藤田達のトラックもかなり揺れ、バンパーの部分が少し破損するが、関係なしに逃走を続ける。

 一段落つくと藤田はあかりの様子を心配する。



「関口さん、大丈夫ですか?」


 すると、あかりは少々フラつきながらも弱々しく答える。



「はい! 大丈夫です! ただ、体に限界が……」



 あかりの身体は今までの半年間、毎日の様に実験台になっていた為、ただ車に乗っているだけでも辛い状態になっていた。その証拠にあかりが着ている灰色のツナギは所々が赤黒く染まっており、痛々しい見た目だった。

 一刻も早く逃げ出さなければと考えた藤田はあかりを励ます。



「このまま逃げ切って、あのフードの男に助けてもらいましょう! それまで頑張りましょう!」



 この言葉にあかりは少し元気を取り戻す。



「はい! このまま逃げ切りましょう」



 藤田達は車の通りが少ない道を選び、逃走してスピードを落とさずにしていたが、追手を振り払う事が出来ずにいた。運転している藤田はイライラが募り、呟く。



「どうしよう……どこに逃げれば……」



 藤田は必死に考えるが、既に土地勘がない場所まで来ており、追い詰められていた。

 すると、街灯の明かりとは別の大きな光が上から照らしていた。あかりが不審に思い、明かりを辿っていくとそこには、ヘリが飛んでいた。

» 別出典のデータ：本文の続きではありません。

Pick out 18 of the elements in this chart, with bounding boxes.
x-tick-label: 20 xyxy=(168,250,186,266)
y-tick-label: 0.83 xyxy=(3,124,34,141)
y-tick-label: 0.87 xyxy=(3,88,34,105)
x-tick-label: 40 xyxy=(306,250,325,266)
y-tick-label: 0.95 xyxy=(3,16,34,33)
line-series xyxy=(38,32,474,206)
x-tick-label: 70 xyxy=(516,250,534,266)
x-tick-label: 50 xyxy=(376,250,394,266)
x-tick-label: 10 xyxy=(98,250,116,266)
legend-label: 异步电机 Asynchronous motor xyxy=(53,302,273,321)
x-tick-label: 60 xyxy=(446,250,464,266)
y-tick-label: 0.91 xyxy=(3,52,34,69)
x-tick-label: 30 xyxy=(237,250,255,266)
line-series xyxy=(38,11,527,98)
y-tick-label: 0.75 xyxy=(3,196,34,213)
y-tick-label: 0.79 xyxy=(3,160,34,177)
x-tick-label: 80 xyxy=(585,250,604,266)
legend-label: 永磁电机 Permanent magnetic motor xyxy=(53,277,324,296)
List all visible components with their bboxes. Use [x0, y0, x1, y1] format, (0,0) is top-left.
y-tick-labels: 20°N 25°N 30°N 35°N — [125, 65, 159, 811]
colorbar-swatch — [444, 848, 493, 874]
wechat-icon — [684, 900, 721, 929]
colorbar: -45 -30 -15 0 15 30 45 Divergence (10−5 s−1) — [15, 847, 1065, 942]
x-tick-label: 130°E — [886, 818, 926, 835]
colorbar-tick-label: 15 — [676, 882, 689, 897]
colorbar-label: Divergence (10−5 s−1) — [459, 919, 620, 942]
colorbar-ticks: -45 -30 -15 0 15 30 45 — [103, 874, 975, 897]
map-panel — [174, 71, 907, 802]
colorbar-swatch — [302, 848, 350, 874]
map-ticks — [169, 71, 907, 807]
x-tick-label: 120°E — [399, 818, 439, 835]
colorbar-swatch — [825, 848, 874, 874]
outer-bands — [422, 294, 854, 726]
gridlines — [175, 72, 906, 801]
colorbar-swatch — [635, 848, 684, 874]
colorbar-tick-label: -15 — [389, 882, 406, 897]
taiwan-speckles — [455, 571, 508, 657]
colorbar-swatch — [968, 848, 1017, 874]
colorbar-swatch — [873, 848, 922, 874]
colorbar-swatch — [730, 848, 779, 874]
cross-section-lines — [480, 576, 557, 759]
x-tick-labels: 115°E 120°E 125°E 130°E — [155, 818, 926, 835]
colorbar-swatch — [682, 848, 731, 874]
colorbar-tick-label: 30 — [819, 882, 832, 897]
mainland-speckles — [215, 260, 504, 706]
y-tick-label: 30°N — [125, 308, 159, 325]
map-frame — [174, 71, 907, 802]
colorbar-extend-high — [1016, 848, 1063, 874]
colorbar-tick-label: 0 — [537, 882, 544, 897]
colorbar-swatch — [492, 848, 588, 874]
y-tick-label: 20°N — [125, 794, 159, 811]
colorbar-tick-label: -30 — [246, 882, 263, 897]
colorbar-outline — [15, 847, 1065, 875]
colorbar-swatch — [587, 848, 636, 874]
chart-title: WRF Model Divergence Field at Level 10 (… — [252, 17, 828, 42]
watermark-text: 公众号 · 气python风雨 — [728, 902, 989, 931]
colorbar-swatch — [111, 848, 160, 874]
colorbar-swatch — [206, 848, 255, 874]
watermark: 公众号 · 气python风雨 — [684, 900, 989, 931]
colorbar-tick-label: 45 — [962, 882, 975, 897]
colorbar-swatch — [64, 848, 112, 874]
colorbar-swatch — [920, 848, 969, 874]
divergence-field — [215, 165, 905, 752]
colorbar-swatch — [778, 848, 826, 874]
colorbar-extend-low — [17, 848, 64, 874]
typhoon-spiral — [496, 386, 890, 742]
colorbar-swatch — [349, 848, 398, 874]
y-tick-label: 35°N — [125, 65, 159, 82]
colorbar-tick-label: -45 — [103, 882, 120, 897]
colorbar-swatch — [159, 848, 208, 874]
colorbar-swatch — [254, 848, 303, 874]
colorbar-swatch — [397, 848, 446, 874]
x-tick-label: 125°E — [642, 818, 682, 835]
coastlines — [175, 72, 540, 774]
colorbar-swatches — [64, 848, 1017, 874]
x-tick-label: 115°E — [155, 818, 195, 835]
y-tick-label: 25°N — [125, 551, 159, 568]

あかりはいち早くそれに気付き、藤田に報告する。



「藤田さん! ヘリが来てます!」



 まさかの事態に動揺する藤田は半年前の漁港での事を思い出す。あの時、ヘリの機銃であの容疑者を追い込んだのだ。その時と同じやり方なら確実に死ぬ。まず、藤田はあかりに機銃の有無を確認させる。



「そんな! ヘリまで来てるなんて……もしかして、そのヘリに機銃付いてますか……?」



 あかりはもう一度ヘリを見る。ライトが眩しい為、チラッとしか見えないがあかりは“それ”を見て、驚愕した。

 “それ”はヘリのドアを開け、立って藤田達のトラックを見ていた。その風貌は人型だが全身が激しく燃えており、まさに炎を纏った悪魔の様な見た目をしていた。